Sehr geehrter Herr Mutscher,

gestatten Sie mir zunächst eine Bemerkung: Die Verwendung des Begriffs "Ermächtigungsgesetz" im Zusammenhang mit dem BKA-Gesetz möchte ich nicht unkommentiert stehen lassen. Sie ist inhaltlich nicht nur völlig falsch, sondern auch vor dem Hintergrund der deutschen Geschichte und mit dem Wissen über die schrecklichen Konsequenzen des Ermächtigungsgesetzes von 1933 mehr als verwerflich.

Nun zu Ihrer Frage:
Der vorliegende Entwurf eines Gesetzes zur Abwehr von Gefahren des internationalen Terrorismus durch das Bundeskriminalamt wurde durch das Bundesministerium der Justiz geprüft. Er entspricht den verfassungsrechtlichen Vorgaben.

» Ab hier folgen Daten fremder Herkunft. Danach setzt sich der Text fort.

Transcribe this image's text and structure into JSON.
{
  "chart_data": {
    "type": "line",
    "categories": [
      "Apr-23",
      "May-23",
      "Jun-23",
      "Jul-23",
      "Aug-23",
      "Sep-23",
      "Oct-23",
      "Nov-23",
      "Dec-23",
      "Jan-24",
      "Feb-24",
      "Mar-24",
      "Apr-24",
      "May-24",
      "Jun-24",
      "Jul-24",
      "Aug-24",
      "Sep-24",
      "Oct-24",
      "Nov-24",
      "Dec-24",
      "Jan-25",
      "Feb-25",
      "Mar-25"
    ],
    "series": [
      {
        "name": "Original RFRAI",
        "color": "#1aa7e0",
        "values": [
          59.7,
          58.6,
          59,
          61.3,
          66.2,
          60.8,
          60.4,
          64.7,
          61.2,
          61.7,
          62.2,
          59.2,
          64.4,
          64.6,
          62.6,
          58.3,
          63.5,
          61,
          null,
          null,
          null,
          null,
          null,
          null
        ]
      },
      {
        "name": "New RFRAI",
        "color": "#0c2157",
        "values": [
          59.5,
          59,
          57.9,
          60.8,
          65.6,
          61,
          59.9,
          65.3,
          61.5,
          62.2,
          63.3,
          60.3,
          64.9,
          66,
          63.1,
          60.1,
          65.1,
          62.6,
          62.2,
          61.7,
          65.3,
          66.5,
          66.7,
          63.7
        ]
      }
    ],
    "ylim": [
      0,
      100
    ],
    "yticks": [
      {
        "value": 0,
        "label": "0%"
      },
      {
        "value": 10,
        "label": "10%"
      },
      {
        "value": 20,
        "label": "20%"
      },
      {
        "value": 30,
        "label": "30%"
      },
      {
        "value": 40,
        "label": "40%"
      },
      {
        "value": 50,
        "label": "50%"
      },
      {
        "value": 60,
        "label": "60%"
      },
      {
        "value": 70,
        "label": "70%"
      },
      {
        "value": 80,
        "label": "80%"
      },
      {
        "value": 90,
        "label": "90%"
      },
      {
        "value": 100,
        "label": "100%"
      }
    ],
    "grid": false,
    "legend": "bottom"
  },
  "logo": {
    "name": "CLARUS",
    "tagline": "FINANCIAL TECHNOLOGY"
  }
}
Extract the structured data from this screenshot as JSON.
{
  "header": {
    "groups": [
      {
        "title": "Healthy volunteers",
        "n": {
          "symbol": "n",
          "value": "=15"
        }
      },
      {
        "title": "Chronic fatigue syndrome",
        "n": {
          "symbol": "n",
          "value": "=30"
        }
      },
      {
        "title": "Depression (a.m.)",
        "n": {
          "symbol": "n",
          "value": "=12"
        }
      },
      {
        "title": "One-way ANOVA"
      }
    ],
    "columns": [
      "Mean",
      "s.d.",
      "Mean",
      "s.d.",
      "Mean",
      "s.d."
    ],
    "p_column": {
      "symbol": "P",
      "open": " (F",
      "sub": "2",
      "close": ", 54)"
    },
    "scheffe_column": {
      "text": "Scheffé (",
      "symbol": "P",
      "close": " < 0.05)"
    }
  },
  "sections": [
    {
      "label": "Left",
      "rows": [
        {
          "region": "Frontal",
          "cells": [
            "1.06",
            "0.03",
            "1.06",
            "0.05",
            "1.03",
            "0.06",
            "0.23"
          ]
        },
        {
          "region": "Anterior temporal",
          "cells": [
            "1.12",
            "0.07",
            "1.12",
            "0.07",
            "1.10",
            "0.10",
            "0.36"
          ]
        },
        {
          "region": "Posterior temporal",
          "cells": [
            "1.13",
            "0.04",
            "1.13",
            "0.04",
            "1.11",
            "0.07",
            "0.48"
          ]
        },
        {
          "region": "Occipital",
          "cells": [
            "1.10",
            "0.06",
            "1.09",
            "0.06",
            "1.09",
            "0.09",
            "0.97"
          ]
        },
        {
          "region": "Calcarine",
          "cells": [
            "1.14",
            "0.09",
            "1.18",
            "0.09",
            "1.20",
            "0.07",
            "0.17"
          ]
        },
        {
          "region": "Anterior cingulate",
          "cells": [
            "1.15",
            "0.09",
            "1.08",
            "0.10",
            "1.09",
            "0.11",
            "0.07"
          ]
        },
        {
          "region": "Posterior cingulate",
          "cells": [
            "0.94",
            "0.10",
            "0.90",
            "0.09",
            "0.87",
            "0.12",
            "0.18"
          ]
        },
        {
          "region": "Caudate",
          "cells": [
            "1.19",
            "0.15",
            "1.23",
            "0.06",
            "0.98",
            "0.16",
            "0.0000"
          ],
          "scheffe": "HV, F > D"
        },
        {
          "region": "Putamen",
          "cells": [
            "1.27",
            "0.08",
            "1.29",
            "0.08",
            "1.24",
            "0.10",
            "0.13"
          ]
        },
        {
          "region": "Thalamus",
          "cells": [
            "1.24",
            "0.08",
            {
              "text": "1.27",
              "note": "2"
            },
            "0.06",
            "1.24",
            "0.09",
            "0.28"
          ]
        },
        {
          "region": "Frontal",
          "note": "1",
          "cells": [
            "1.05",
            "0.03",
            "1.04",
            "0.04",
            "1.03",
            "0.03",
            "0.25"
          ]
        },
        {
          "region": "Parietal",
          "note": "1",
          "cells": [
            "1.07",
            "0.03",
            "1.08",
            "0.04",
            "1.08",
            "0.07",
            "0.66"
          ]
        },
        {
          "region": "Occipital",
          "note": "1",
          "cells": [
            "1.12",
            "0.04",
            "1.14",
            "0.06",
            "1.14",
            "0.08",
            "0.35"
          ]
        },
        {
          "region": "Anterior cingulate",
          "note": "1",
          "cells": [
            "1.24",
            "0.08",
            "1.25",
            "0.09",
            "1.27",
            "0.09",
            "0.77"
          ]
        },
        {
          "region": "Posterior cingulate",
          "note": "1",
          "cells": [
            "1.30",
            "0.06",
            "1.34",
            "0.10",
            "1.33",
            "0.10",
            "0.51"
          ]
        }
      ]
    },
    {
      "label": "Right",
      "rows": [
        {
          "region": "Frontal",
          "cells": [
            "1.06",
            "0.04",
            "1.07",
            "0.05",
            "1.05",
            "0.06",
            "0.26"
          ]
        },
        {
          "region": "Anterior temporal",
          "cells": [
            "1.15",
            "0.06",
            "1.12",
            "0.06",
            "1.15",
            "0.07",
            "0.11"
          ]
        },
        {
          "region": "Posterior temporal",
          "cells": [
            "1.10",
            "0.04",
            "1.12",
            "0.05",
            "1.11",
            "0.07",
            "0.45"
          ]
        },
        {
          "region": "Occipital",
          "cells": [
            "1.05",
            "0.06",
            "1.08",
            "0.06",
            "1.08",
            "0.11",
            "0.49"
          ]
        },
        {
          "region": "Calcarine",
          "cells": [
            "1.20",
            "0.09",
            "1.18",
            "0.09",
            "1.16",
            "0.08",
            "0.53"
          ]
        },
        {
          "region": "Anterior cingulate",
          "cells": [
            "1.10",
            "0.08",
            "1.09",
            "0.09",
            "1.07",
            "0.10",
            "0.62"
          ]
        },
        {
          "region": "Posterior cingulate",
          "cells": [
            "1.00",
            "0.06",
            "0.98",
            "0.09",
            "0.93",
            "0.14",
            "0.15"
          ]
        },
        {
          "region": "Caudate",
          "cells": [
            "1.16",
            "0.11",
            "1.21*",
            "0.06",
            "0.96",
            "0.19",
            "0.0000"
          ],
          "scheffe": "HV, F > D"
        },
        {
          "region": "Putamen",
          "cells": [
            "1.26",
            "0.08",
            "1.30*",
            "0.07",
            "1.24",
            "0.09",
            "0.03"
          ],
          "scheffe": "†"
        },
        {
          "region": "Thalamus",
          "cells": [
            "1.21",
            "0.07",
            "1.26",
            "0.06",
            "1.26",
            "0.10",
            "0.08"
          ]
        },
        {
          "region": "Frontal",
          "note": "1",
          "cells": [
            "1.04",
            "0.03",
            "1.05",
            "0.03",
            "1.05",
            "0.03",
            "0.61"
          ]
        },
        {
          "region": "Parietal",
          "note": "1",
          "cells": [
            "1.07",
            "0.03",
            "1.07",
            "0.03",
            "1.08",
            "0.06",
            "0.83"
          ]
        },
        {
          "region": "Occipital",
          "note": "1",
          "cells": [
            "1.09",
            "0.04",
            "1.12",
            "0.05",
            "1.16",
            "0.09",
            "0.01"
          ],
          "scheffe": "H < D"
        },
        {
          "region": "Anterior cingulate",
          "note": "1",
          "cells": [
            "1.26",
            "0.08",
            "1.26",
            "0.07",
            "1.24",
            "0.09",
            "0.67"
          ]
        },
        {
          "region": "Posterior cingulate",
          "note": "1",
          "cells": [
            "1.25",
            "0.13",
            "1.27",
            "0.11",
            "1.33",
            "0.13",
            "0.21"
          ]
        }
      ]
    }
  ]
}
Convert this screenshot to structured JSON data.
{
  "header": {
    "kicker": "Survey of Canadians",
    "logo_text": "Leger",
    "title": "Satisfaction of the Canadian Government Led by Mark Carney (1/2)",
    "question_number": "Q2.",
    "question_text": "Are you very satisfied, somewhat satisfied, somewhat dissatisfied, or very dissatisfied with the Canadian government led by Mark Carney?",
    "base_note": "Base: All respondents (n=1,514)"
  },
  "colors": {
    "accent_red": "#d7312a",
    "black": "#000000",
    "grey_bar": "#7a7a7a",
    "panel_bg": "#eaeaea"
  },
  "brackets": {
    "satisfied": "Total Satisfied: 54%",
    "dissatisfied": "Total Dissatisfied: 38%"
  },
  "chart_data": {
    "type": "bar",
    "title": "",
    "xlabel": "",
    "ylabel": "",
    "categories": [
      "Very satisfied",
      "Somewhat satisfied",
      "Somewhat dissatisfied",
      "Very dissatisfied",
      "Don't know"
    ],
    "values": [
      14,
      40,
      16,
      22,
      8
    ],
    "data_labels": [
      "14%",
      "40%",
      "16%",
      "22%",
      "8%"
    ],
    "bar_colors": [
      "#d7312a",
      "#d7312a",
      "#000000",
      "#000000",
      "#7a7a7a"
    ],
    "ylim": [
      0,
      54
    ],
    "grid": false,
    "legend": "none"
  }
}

Die von Ihnen kritisierte Regelung in § 20c Abs. 3 des Gesetzentwurfs ist angelehnt an die Regelung in § 22 Abs. 3 des Bundespolizeigesetzes, sie ist zudem gleichlautend in verschiedenen Polizeigesetzen der Länder enthalten. Nach der Vorschrift ist der Betroffene bei einer Befragung grundsätzlich zur Verweigerung der Auskunft berechtigt, wenn die Voraussetzungen der §§ 52 bis 55 der Strafprozessordnung vorliegen. Dies ist also insbesondere dann der Fall, wenn der Betroffene ein Zeugnisverweigerungsrecht als Berufsgeheimnisträger hat oder mit der Aussage sich selbst oder einen Angehörigen wegen einer Straftat oder Ordnungswidrigkeit belasten würde. Diese Privilegierungen gelten jedoch dann nicht, wenn die Auskunft zur Abwehr einer Gefahr für den Bestand oder die Sicherheit des Staates oder Leib, Leben oder Freiheit einer Person erforderlich ist, wenn also besonders schwere Gefahren für die öffentliche Sicherheit drohen. In diesen Fällen muss der Schutz des Vertrauensverhältnisses beziehungsweise das Recht, sich nicht selbst zu bezichtigen, hinter dem öffentlichen Interesse an einer wirksamen Gefahrenabwehr zurücktreten. Insoweit gelten im Rahmen der Gefahrenabwehr andere Grundsätze als im Bereich der Strafverfolgung. Vorgesehen ist allerdings auch eine strikte Zweckbindung: die erlangten Daten dürfen also nur zur Gefahrenabwehr, nicht aber in Strafverfahren verwendet werden.